“Para ver un mundo en un grano de
arena
y un paraíso en una flor
silvestre,
sostén el infinito en la
palma de la mano
y la eternidad en una
hora.”
(William
Blake. 1757-1827)
Hace tiempo que un batracio nómada campa a sus anchas por mi
cráneo. Lo he llamado Gustavo. Ha hecho entre telarañas su hogar y ya no quiere
marcharse de él. Ahora es un batracio sedentario. Cada mañana me despierta y me
dice; –hey, brother!–. Y me da mucho asco.
Yo esquivo sus reclamos parpadeando dos veces y escribo
ensoñaciones en la cocina cuando ésta huele a café mañanero.
Poder parpadear no es un súper poder, más bien un
lanzallamas fulminante como un izquierdo implacable de Muhammad Ali.

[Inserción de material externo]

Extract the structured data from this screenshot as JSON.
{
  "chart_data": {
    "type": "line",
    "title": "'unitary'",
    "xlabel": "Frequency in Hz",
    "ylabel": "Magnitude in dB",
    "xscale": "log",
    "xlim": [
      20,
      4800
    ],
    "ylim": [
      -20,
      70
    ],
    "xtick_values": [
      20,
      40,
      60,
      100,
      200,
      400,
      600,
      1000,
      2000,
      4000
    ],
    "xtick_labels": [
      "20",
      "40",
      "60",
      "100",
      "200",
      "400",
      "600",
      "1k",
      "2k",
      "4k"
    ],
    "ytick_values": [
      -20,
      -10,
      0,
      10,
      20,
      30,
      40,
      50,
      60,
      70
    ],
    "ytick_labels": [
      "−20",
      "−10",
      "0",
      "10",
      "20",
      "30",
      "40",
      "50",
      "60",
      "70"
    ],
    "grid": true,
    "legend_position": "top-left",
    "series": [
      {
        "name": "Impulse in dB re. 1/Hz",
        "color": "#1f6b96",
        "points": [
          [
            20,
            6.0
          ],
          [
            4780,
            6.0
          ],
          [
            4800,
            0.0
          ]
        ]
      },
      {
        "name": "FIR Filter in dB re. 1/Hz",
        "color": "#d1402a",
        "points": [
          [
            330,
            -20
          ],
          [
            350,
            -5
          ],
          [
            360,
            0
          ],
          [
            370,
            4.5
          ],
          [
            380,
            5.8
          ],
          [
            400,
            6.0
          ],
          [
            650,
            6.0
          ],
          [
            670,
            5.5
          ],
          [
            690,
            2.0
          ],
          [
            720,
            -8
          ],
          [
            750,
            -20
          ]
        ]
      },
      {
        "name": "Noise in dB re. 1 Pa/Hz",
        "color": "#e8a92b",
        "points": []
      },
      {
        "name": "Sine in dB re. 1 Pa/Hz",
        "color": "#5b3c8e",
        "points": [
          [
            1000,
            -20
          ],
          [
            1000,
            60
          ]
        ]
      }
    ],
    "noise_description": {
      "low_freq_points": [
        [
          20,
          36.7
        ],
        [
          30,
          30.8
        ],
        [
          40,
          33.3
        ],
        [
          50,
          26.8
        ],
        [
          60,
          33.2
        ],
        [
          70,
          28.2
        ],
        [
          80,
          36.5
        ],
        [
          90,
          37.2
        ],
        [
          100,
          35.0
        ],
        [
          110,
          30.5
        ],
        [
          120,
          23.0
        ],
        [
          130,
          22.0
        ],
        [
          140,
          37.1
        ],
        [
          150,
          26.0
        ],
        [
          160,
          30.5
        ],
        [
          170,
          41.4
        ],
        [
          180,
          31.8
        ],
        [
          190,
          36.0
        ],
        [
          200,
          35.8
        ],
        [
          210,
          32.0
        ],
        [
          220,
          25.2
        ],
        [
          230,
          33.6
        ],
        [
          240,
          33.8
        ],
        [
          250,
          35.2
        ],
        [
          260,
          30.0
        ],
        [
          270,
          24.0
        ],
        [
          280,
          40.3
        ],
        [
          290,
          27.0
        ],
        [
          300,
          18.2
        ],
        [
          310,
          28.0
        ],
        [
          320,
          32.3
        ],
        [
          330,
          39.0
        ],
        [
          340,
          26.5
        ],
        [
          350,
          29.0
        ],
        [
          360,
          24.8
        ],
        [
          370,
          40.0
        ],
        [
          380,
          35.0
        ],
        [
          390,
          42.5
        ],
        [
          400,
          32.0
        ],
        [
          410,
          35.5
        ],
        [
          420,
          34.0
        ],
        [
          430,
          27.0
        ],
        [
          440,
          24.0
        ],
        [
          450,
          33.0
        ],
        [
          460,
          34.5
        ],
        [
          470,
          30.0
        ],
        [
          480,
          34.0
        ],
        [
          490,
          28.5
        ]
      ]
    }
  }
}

Tener un batracio sedentario como residente fijo de azotea
me hace sentir frío, el calor huye de mí, pierdo por las manos mis calorías.
Ahora que le he dado un puntapié al verano, hago las paces con Gustavo, bueno,
lo consideraré una tregua-trampa para luego, entre la bagatela de su
holgazanería, pillarlo de sorpresa y meter una jodida bala-chirimoya en mi cabeza.
Durante el tiempo que suspendo las hostilidades dejo de
escribir historias de batracios, me dedico a fondo al estudio, madrugo para ir
a la facultad, busco el tema Blues My Naughty Sweetie Gives to Me en un CD de Pee Wee Russell y Jimmy Giuffre. Arranco
el motor. El viento es más frío que ayer, el otoño aguarda al final de la
carretera, tras las montañas. Razón de más para no bajar la ventanilla del puto
coche.
La universidad dispone de un aparcamiento muy grande,
siempre está completo, aparco dos manzanas por detrás y camino gélido, como mis
pensamientos, embutido en la sudadera que pillé en un rastro de Lavapiés el año
pasado. Escucho música en los auriculares de un viejo MP3 y miro cabizbajo mis viejas
zapatillas, cavilo, todavía me pueden durar un par de otoños más, muerto de
frío envidio por primera vez al batracio sedentario que se aloja cálido en mi
cabeza, pienso en la pistola que dispara chirimoyas y en los pocos –hey, brother!– que le quedan a este
cabrón.
Siento las manos entumecidas por momentos, el frío aquí es
mortal de necesidad. Accedo a la facultad por ese enorme portón acristalado y
el contraste con el calor me dilata tan bruscamente que, hecho pedacitos, caigo
al suelo fulminado.
Gustavo accede al aula saltito a saltito, croando. Ahora
ocupará su lugar en el cráneo de otro imbécil.